Pire, ces baraquements gagnent de plus en plus du terrain et concourent grandement à ternir l'image de cette commune considérée, depuis les années 1970, comme lieu de résidence des élites intellectuelle et économique du pays.
Une cahute mise en vente à Philipeau (Photo: François Louis)
De quoi inquiéter certains résidents de la commune qui redoutent dans les prochaines années une explosion démographique dans les hauteurs de Pétion-Ville, notamment à Pélerin et Laboule où l'on constate déjà quelques constructions anarchiques.
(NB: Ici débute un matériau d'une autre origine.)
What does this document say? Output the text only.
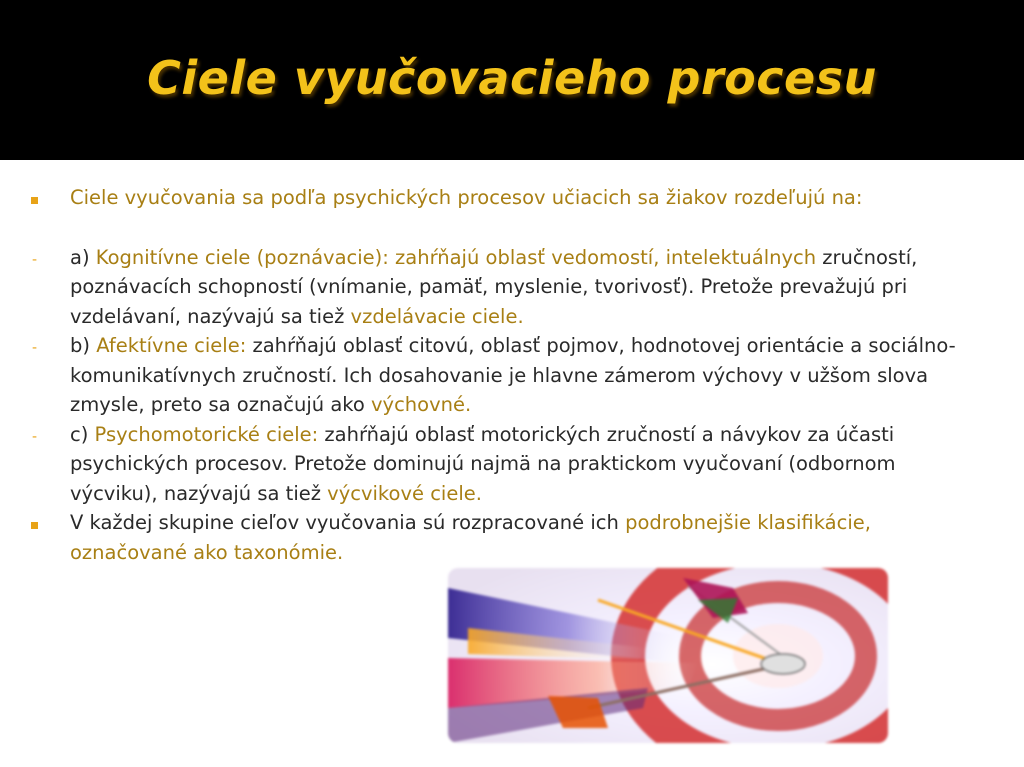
Ciele vyučovacieho procesu
Ciele vyučovania sa podľa psychických procesov učiacich sa žiakov rozdeľujú na:
-	a) Kognitívne ciele (poznávacie): zahŕňajú oblasť vedomostí, intelektuálnych zručností, poznávacích schopností (vnímanie, pamäť, myslenie, tvorivosť). Pretože prevažujú pri vzdelávaní, nazývajú sa tiež vzdelávacie ciele.
-	b) Afektívne ciele: zahŕňajú oblasť citovú, oblasť pojmov, hodnotovej orientácie a sociálno-komunikatívnych zručností. Ich dosahovanie je hlavne zámerom výchovy v užšom slova zmysle, preto sa označujú ako výchovné.
-	c) Psychomotorické ciele: zahŕňajú oblasť motorických zručností a návykov za účasti psychických procesov. Pretože dominujú najmä na praktickom vyučovaní (odbornom výcviku), nazývajú sa tiež výcvikové ciele.
V každej skupine cieľov vyučovania sú rozpracované ich podrobnejšie klasifikácie, označované ako taxonómie.
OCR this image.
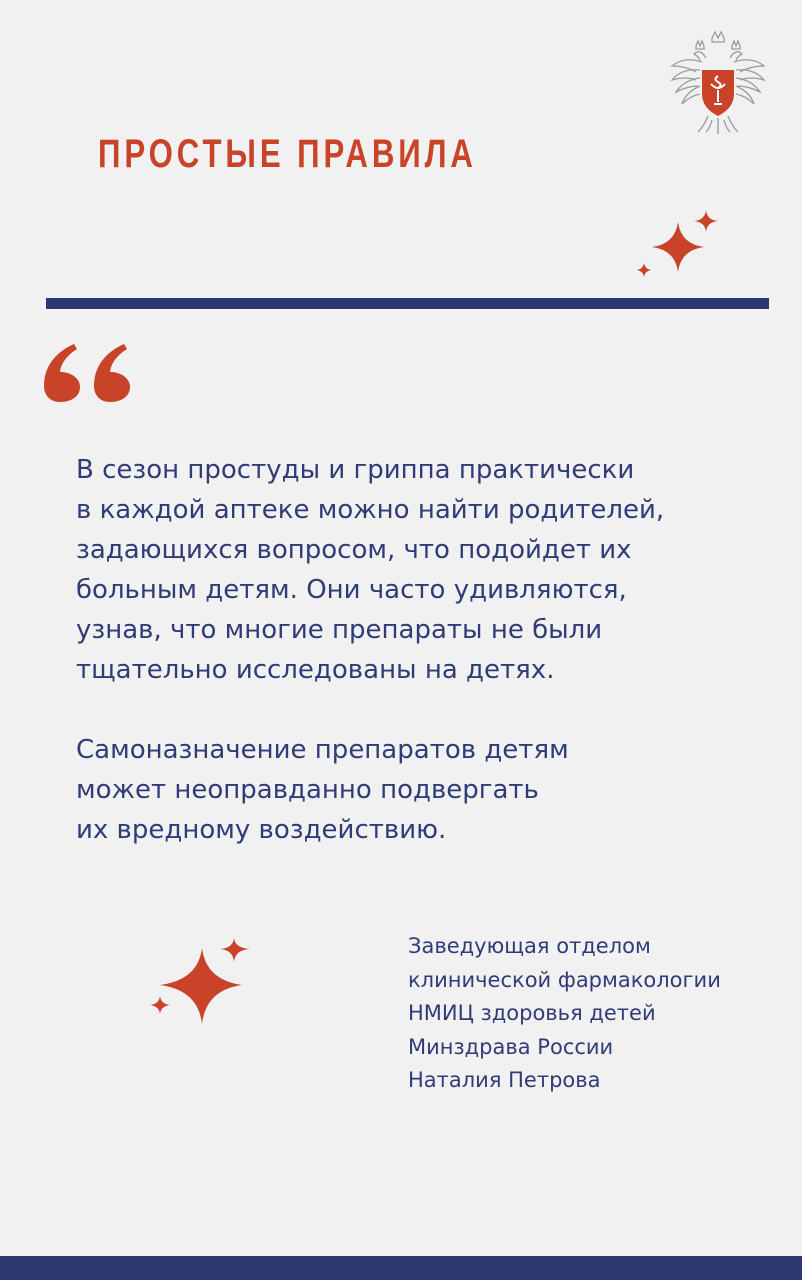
ПРОСТЫЕ ПРАВИЛА

В сезон простуды и гриппа практически
в каждой аптеке можно найти родителей,
задающихся вопросом, что подойдет их
больным детям. Они часто удивляются,
узнав, что многие препараты не были
тщательно исследованы на детях.

Самоназначение препаратов детям
может неоправданно подвергать
их вредному воздействию.

Заведующая отделом
клинической фармакологии
НМИЦ здоровья детей
Минздрава России
Наталия Петрова
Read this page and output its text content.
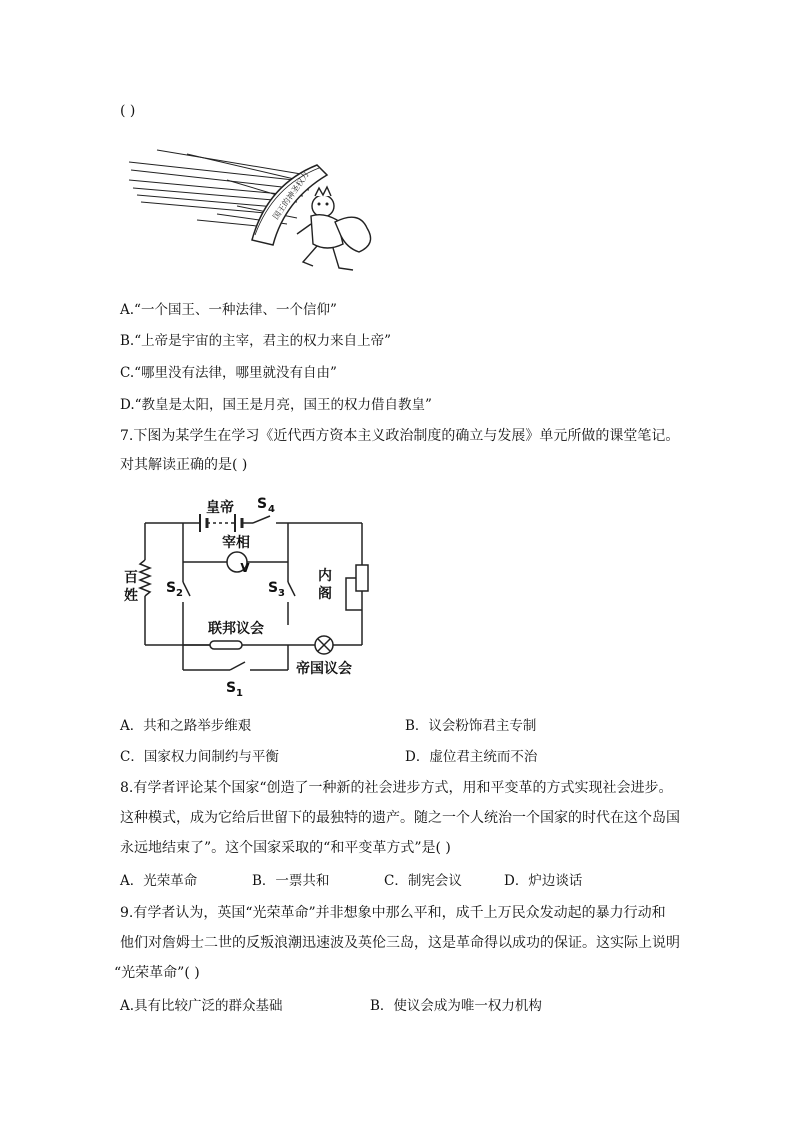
( )
国王的神圣权力
A.“一个国王、一种法律、一个信仰”
B.“上帝是宇宙的主宰，君主的权力来自上帝”
C.“哪里没有法律，哪里就没有自由”
D.“教皇是太阳，国王是月亮，国王的权力借自教皇”
7.下图为某学生在学习《近代西方资本主义政治制度的确立与发展》单元所做的课堂笔记。
对其解读正确的是( )
V
皇帝
宰相
S 4
百
姓 S 2	S 3
内
阁
联邦议会
帝国议会
S 1
A．共和之路举步维艰	B．议会粉饰君主专制
C．国家权力间制约与平衡	D．虚位君主统而不治
8.有学者评论某个国家“创造了一种新的社会进步方式，用和平变革的方式实现社会进步。
这种模式，成为它给后世留下的最独特的遗产。随之一个人统治一个国家的时代在这个岛国
永远地结束了”。这个国家采取的“和平变革方式”是( )
A．光荣革命	B．一票共和	C．制宪会议	D．炉边谈话
9.有学者认为，英国“光荣革命”并非想象中那么平和，成千上万民众发动起的暴力行动和
他们对詹姆士二世的反叛浪潮迅速波及英伦三岛，这是革命得以成功的保证。这实际上说明
“光荣革命”( )
A.具有比较广泛的群众基础	B．使议会成为唯一权力机构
Il est évident que ces cahutes érigées dans les flancs des mornes accélèrent le phénomène du déboisement et entraînent conséquemment, en saison de pluie, la perte de la terre arable, des affaissements et glissements de terrain, des pertes en vies humaines. Il est encore plus inquiétant pour ces gens qui construisent dans le lit des ravins, sous le sable avec des matériaux de mauvaise qualité. Malheureusement, ces dangers imminents paraissent moins évidents aux yeux de ces riverains que l'exigence d'un logement. Ils échappent toujours à l'attention de nos gouvernements « pompiers ». Et les gens continuent à bâtir leurs maisonnettes sur le sable. Puis surviennent la pluie, les dégâts et la mort.